Safety and environmental responsibility have rightly become sacred chants on board offshore drilling rigs and in the offices from which they are run. It would seem something of a step backwards to replace an efficient, safe, and recyclable material with one that appears to be none of those things.

Biodegradable drilling fluids

The British journal, New Scientist, reports that scientists at Edinburgh's Heriot Watt University are turning to VOODOO to find a biodegradable oil for use in drilling muds. The unscientific sounding acronym stands for Vegetable Oil for Offshore Drilling Operations and is a very scientific attempt to use rapeseed oil as a replacement for the mineral oils currently being used and dumped with drill cuttings on the ocean floor.

The three-year old project, with the help of Enterprise Oil, has established that the vegetable oil, similar to that used for cooking, remains an effective lubricant at temperatures of up to 120 deg C and pressures of 300 atmospheres.

Rapeseed oil's main attraction, of course, is that drill cuttings contaminated with it do not threaten marine life. Real-world trials in the North Sea are expected to take place sometime later in the year.

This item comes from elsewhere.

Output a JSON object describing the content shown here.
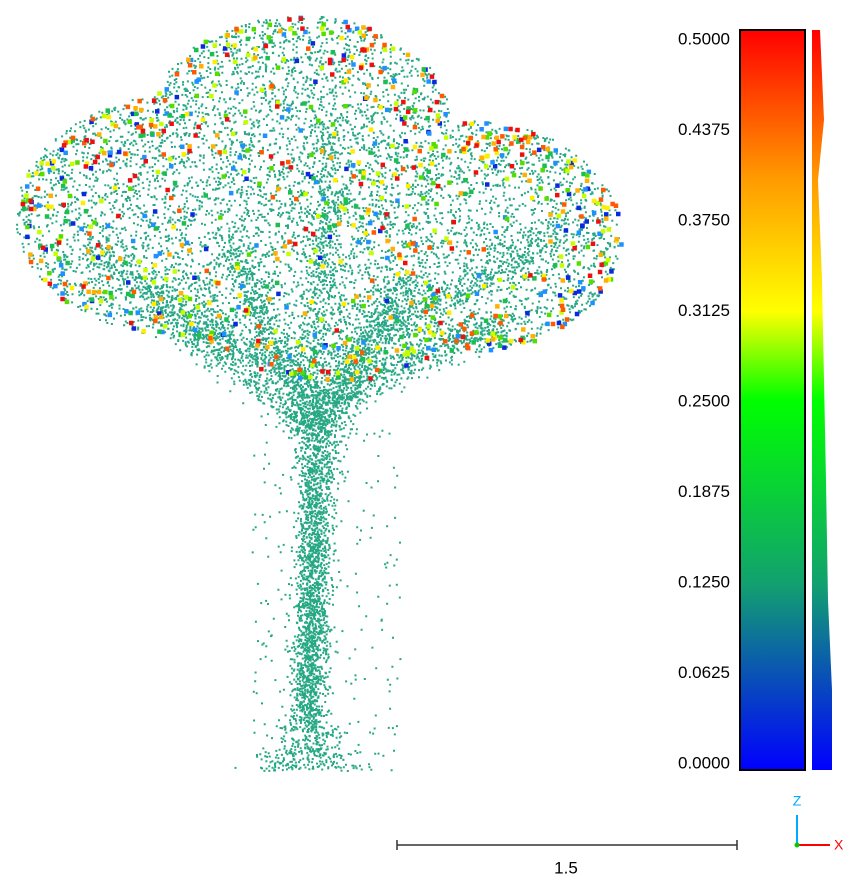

It is estimated 250 tons of rapeseed will be consumed per well drilled at a cost of about 450 pounds sterling per ton. About a ton of the stuff is produced per hectare of rapeseed and with about 50 wells to be drilled in the next year, the breakthrough could be something of a boon to UK farmers. The higher cost of rapeseed oil - mineral oil is about 300 pounds sterling per ton - is unlikely to dampen ecologists' enthusiasm for the product nor serve as a sufficient argument against it.